To what seems to be everyone-I’ve-talked-to’s horror, I’ve managed to time things just terribly so that Beth and I will be venturing through Bronx just as the Yankees are done beating up on the Oakland A’s. That means that we won’t just be dealing with Saturday night, Memorial Day weekend New York City traffic — we’ll get to add the flood of Yankees fans leaving the game to the mix too. Whoops.

If I make it through New York, I’ll be posting right here and you can follow the trip on my Twitter at @zach_murdock.

I mean, I don’t think we actually did anything wrong when we made it to campus. We just went the “creative” route.

On to the next

After a week of wonderfully unplugged vacation and time with family and loved ones, it’s time to move on to the next one.

I’ve wrapped up my tenure as a higher education reporter at the Columbia Missourian after two great semesters with two great groups of reporters and my editor Liz Brixey, and now I’m headed east.

This summer I’ll be working in Ellsworth, Maine, at The Ellsworth American. I joke that it’s the Park City, Utah, (where I spent the summer after my freshman year) of the east and I couldn’t be more excited to get out there.

Maine will be a different kind of gig for me after two semesters of grinding out reporting and classes simultaneously. That’s not to say it wasn’t fun, I’ve done some very cool things and in the fall I get to return to the Missourian as an Assistant City Editor.

For now, though, it’s off to Maine which is one helluva drive. Such a drive, in fact, that I’ll be blogging the trip for The American and tweeting along the way. The first leg of the drive — and the first post — start first thing Thursday morning.

Follow the trip on this website and on Twitter at @zach_murdock.

Where we’re at now

I read a really interesting article from the Chronicle of Higher Education today about the misconception that faculty salaries are driving up the cost of a college degree.

Here’s a quick excerpt of the most compelling piece of the story:

“The contrast is starkest at public institutions, where tuition and fees have increased over the past decade by 72 percent when accounting for inflation, largely in response to declines in state support. During that same time, the salaries of public-college professors, when adjusted for inflation, rose by less than 1 percent at doctoral and baccalaureate institutions and fell by more than 5 percent at master’s universities.”

All this just days after our own UM System administrators discussed the prospect of raising faculty salaries at last week’s Board of Curators meetings at Missouri S&T.

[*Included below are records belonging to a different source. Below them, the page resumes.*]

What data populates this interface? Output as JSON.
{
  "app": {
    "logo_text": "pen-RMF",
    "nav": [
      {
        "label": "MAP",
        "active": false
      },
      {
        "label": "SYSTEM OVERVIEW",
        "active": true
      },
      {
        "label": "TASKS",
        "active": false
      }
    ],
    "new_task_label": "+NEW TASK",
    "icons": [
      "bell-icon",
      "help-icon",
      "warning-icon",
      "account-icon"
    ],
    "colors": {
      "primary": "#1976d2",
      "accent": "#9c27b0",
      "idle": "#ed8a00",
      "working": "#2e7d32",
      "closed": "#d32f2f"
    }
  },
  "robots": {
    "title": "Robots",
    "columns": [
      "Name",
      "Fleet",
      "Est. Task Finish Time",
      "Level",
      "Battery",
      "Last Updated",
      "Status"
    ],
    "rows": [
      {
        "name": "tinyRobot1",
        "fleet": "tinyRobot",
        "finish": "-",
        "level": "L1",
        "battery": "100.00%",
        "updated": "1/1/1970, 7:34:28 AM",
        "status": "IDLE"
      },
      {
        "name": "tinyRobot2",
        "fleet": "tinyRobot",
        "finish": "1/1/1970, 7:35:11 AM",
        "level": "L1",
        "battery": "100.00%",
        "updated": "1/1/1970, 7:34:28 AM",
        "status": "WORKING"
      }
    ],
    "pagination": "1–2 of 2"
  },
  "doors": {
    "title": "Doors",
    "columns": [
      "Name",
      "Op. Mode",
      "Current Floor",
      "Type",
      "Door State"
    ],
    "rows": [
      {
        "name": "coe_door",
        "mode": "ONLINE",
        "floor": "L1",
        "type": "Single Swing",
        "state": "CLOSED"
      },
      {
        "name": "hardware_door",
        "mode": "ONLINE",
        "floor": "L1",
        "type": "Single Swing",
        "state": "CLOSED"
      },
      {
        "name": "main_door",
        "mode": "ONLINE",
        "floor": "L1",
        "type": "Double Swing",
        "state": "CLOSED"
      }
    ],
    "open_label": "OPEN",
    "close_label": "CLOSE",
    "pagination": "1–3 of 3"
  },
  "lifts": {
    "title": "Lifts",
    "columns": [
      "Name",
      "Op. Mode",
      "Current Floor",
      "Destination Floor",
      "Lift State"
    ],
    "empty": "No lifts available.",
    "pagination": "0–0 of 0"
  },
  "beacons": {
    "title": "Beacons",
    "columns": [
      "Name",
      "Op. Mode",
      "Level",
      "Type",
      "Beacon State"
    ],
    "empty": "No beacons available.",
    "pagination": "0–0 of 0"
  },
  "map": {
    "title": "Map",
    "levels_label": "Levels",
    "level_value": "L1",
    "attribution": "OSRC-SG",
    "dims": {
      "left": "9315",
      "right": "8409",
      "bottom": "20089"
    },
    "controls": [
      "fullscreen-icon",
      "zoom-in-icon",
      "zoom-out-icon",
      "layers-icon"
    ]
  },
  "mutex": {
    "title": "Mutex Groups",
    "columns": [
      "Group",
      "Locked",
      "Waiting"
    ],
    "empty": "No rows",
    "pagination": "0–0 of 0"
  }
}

With the state funding roller coaster the system has been riding for the past few months, the future of any salary increases is still up in the air. UM has been pretty tight-lipped about its plan if it doesn’t get any funding cuts but discussed an average increase of 1.75 percent to faculty salaries across the four system campuses.

Of course, that’s still subject to change the system won’t be able to make any real decisions until it knows exactly how much money it will be getting from the state.

A Senate budget will likely be voted out of committee this week and will likely hit the Senate floor next week, when it would be open for debate. Last week the committee agreed with the House to keep stable funding for higher education, among other things, and the UM system’s VP of government relations Steve Knorr seemed optimistic at the meetings in Rolla that a budget without cuts to higher education would be sent to the governor.

Of course, this is potentially the slowest developing story I’ve ever worked on and there will continue to be updates. I’ve struggled to keep posting on this blog regularly, but I’m always spewing facts, figures and insights  — if you can call them that — on Twitter at @zach_murdock.

Budget Debate

I’m tweeting throughout the afternoon with some updates from the debate going on in the Missouri House today. Representatives are discussing amendments to a budget proposed by Rep. Ryan Silvey, R-Kansas City, among other bills.

From the documents I’ve seen online, the most relevant amendment to my UM System coverage is an amendment to the system’s $360 million in proposed state support (section 3.210). If approved, the amendment would knock about $4 million off that state funding.